Our Founder was scrolling X late at night.
Ghibli-style portraits were everywhere. Every other post. Flooding timelines.
He closed the app. Opened it again. Still everywhere.
He texted the team.
"We're building this. Tomorrow."
Nobody asked "are you sure?" Nobody said "let's think about it."
We just moved.
Day 1 & 2: → Bought ChatGPT Plus to unlock Ghibli generation → Built a landing page from scratch → Set up photo upload and preview flow → Basic email automation to receive and send images back
Payment gateway wasn't ready yet.
So we did what any scrappy team does.
First customers were handled entirely over email. Someone paid. We generated their portrait manually. Sent it back.
Chaotic. Manual. But it worked.
By Day 3, payments were live.
We pushed SnapArt on our personal social accounts. No ads. No influencers. No budget.
Just us, our networks, and a product that was exactly what people wanted at exactly the right moment.
Then the first payment notification came in.
I don't think any of us expected to feel what we felt.
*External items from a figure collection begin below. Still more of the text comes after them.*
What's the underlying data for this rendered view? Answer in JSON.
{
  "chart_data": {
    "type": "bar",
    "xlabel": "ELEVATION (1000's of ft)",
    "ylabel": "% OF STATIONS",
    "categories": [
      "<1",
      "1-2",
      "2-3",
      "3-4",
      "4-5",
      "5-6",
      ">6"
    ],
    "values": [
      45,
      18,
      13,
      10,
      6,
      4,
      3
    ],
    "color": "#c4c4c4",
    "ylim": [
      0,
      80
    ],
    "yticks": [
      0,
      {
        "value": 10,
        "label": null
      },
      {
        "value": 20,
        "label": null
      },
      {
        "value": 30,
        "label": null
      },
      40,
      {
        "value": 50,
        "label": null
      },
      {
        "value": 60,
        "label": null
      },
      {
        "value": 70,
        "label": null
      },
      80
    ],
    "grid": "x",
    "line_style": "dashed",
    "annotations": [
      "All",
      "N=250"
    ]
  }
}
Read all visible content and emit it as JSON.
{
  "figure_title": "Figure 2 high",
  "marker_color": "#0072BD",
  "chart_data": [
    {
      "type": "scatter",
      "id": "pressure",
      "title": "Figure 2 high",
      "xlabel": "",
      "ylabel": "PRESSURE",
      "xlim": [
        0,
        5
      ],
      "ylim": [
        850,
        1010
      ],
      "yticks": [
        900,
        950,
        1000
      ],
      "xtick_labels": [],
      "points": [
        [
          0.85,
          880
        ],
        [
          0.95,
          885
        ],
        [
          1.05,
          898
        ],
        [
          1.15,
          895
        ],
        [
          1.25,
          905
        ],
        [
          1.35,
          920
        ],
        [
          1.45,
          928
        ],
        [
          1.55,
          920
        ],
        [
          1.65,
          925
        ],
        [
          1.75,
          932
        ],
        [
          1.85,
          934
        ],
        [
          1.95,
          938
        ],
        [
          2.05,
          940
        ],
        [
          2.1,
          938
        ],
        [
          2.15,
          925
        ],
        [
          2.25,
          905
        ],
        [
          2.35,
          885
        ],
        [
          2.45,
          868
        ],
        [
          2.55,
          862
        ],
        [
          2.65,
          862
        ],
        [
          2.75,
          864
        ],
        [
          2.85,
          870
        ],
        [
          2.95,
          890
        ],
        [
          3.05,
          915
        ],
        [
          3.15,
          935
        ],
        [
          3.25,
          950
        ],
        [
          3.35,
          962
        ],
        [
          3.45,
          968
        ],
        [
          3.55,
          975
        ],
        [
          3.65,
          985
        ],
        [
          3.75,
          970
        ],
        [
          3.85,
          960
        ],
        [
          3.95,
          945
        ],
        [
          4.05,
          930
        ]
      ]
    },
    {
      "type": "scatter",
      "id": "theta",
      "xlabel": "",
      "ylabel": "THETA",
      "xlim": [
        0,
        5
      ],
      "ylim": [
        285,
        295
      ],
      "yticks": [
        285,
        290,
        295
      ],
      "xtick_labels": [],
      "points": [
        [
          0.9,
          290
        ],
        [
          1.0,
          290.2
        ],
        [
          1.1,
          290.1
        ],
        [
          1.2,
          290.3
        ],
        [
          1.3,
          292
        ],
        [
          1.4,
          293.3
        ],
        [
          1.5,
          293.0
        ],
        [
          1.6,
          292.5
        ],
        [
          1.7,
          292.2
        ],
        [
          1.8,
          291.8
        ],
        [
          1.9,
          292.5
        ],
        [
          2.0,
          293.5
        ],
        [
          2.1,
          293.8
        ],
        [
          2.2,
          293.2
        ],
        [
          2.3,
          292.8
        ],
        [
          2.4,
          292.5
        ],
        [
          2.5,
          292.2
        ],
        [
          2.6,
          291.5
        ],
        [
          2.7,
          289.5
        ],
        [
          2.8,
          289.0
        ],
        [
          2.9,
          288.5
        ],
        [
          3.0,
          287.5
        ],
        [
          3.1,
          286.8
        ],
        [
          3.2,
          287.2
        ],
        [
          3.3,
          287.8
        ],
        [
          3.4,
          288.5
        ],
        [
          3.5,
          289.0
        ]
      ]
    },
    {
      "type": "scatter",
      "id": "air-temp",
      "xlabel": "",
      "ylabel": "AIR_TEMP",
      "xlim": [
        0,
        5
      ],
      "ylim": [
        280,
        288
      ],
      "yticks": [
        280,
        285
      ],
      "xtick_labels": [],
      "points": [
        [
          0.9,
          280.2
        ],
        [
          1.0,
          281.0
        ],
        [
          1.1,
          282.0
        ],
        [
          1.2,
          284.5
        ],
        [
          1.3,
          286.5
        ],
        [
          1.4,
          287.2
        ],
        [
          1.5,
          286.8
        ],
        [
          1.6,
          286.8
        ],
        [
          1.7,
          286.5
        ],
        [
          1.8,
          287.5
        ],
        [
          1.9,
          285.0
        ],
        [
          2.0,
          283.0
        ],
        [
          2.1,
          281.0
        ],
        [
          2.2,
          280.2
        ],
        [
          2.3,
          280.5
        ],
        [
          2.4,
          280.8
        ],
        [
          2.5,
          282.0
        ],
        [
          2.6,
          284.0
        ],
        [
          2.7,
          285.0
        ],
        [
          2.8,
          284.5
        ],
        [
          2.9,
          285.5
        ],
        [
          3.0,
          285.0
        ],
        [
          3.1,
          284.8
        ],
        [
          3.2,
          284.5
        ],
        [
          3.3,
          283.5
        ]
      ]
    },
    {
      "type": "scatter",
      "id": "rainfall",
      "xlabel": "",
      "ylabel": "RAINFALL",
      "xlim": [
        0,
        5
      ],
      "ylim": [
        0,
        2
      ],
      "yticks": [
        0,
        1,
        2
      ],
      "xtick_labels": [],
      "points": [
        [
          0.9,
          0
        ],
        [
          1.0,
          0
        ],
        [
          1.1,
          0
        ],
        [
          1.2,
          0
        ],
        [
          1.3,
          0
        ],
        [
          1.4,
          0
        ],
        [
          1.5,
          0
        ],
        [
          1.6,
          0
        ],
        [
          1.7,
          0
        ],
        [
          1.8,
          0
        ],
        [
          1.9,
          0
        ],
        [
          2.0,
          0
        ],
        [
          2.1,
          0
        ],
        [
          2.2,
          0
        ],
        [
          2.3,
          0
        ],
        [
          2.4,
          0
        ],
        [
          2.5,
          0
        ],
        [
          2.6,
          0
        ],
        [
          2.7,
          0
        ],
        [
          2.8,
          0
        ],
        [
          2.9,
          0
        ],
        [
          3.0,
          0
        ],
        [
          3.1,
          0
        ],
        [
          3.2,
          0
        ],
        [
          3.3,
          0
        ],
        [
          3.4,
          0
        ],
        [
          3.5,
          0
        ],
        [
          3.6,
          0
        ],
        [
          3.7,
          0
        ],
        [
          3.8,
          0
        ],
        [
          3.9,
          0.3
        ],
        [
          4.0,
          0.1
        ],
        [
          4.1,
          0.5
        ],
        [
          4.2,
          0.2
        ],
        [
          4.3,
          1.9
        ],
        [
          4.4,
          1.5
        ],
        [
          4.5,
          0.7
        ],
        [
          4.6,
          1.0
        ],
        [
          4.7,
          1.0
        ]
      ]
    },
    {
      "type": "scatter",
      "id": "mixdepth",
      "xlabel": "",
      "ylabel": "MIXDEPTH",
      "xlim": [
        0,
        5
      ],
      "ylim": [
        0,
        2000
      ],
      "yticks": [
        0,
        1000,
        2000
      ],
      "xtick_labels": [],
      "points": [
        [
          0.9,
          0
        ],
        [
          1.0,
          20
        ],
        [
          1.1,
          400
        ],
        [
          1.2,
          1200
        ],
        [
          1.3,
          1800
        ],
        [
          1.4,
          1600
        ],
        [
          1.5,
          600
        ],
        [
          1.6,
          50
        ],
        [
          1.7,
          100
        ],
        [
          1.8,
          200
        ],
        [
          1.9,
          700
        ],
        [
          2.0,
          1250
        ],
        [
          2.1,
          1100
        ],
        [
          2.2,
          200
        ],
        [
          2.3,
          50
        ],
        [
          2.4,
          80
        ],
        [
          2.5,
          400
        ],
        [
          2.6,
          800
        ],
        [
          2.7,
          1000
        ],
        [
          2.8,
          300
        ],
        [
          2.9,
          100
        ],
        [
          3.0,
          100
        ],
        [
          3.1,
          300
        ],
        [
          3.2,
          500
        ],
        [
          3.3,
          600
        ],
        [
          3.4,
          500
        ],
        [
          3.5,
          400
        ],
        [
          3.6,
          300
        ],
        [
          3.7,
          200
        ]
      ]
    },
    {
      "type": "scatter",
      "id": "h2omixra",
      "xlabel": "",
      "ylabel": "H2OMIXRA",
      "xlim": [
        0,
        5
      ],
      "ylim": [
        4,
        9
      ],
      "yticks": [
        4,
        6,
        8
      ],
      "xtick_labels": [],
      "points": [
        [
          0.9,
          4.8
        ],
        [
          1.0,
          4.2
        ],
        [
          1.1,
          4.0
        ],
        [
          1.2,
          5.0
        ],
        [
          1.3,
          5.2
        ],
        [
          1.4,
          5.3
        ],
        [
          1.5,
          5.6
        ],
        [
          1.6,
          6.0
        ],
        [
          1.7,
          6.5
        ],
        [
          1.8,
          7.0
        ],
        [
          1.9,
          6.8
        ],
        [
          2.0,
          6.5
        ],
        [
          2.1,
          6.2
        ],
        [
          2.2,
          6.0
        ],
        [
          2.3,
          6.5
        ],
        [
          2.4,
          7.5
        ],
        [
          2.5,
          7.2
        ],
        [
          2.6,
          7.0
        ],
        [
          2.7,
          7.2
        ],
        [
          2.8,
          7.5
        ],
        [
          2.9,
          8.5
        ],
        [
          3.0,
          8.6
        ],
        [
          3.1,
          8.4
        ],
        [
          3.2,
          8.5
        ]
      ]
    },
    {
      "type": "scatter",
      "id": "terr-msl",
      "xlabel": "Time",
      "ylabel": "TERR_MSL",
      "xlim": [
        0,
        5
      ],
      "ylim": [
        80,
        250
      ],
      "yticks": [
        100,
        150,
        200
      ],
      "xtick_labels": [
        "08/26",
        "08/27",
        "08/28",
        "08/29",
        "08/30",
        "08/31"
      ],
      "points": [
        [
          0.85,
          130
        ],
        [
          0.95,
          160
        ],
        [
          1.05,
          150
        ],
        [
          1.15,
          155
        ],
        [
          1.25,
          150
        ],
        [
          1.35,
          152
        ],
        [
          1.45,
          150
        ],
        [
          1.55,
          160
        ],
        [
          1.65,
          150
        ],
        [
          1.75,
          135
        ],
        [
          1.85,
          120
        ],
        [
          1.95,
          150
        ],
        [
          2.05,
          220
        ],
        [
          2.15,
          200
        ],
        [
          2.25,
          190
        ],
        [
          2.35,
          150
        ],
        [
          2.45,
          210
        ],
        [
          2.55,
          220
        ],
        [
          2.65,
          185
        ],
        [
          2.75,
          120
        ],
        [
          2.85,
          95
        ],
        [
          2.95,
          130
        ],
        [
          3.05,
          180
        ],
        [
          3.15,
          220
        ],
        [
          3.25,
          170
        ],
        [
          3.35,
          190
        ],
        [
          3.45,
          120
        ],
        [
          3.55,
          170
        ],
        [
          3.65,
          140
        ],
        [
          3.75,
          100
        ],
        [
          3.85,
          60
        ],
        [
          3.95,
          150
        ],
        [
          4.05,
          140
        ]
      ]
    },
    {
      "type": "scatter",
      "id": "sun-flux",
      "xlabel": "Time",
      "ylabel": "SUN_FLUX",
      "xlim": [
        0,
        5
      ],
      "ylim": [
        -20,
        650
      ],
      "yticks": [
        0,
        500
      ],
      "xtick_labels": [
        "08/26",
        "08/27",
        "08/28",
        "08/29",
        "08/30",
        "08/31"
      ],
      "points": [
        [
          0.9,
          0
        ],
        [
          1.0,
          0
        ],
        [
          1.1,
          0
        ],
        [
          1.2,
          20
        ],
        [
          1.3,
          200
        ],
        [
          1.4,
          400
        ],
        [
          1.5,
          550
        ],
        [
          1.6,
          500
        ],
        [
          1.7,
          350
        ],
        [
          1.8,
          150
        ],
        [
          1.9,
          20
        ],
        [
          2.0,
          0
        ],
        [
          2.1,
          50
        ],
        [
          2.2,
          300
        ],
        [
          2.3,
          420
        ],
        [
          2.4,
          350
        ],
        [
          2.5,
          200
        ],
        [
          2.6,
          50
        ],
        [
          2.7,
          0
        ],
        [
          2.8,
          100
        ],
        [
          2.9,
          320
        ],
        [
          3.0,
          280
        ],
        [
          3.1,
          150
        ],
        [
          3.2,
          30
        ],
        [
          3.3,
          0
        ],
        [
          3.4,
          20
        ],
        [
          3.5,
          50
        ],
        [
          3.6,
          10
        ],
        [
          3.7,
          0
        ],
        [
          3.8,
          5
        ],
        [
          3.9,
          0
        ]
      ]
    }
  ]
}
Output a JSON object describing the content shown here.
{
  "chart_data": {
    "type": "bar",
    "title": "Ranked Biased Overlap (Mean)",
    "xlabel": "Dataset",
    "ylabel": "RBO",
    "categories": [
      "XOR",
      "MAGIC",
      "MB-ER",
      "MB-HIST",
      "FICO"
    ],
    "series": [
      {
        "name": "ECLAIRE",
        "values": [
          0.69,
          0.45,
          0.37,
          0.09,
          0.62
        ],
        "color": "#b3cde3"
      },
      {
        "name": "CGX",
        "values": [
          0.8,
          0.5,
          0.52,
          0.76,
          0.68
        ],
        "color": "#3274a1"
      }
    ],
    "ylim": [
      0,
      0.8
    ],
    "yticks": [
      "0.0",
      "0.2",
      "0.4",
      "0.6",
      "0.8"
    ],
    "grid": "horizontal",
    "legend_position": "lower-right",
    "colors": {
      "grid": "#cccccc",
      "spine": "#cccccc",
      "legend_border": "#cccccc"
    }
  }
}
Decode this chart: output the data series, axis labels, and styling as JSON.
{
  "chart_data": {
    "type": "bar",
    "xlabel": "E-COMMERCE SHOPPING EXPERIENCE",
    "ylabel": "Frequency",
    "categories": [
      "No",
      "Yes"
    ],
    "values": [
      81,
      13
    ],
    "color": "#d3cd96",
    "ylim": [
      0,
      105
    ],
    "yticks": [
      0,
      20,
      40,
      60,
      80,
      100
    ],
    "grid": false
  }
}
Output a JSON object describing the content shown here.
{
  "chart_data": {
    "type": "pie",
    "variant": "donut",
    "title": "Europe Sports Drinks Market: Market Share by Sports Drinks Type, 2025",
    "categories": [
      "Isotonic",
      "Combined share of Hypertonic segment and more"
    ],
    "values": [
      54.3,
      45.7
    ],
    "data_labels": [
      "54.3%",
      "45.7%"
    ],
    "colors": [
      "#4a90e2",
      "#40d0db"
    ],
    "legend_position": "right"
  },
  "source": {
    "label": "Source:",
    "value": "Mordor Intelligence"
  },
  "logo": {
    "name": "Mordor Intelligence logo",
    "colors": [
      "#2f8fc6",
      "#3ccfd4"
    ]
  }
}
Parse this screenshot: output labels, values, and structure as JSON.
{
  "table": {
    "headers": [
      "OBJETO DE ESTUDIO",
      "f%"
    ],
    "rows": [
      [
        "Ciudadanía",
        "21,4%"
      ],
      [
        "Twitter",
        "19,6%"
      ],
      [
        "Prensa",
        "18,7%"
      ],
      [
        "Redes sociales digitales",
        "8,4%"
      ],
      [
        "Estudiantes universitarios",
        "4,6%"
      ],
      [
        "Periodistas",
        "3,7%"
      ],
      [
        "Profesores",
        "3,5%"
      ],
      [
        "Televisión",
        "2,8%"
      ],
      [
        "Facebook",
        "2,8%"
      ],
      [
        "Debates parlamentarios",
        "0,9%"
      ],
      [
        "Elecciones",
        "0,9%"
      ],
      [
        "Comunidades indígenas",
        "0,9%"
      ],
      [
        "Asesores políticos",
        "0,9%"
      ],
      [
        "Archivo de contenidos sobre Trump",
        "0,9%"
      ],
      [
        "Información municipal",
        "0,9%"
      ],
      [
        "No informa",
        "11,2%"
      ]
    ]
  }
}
It wasn't about the money.
It was the proof.
Someone found us, trusted us with their photo, and paid for what we built overnight.
That meant everything.
What followed was one of the most electric weeks we've had as a team.
Customers sending in photos of their families. Couples gifting portraits to each other. One customer's wife cried happy tears seeing her Ghibli portrait.
We weren't just riding a trend. We were creating memories for people.
5,000+ photos processed. A payment every 4 minutes. One week. Zero paid marketing.
After 7 days, we called it off.
Not because it stopped working. Because we knew what it was — a trend window, not a long-term business.
Riding it longer would've been chasing noise.
So we shipped. We learned. We moved on.
The thing nobody tells you about working at a startup:
It's not the big milestones that stay with you.
It's the 11pm "we're building this tomorrow" text. It's the first manual order processed over email. It's watching the first payment come in on something you built in 48 hours.
That's what makes you never want to go back.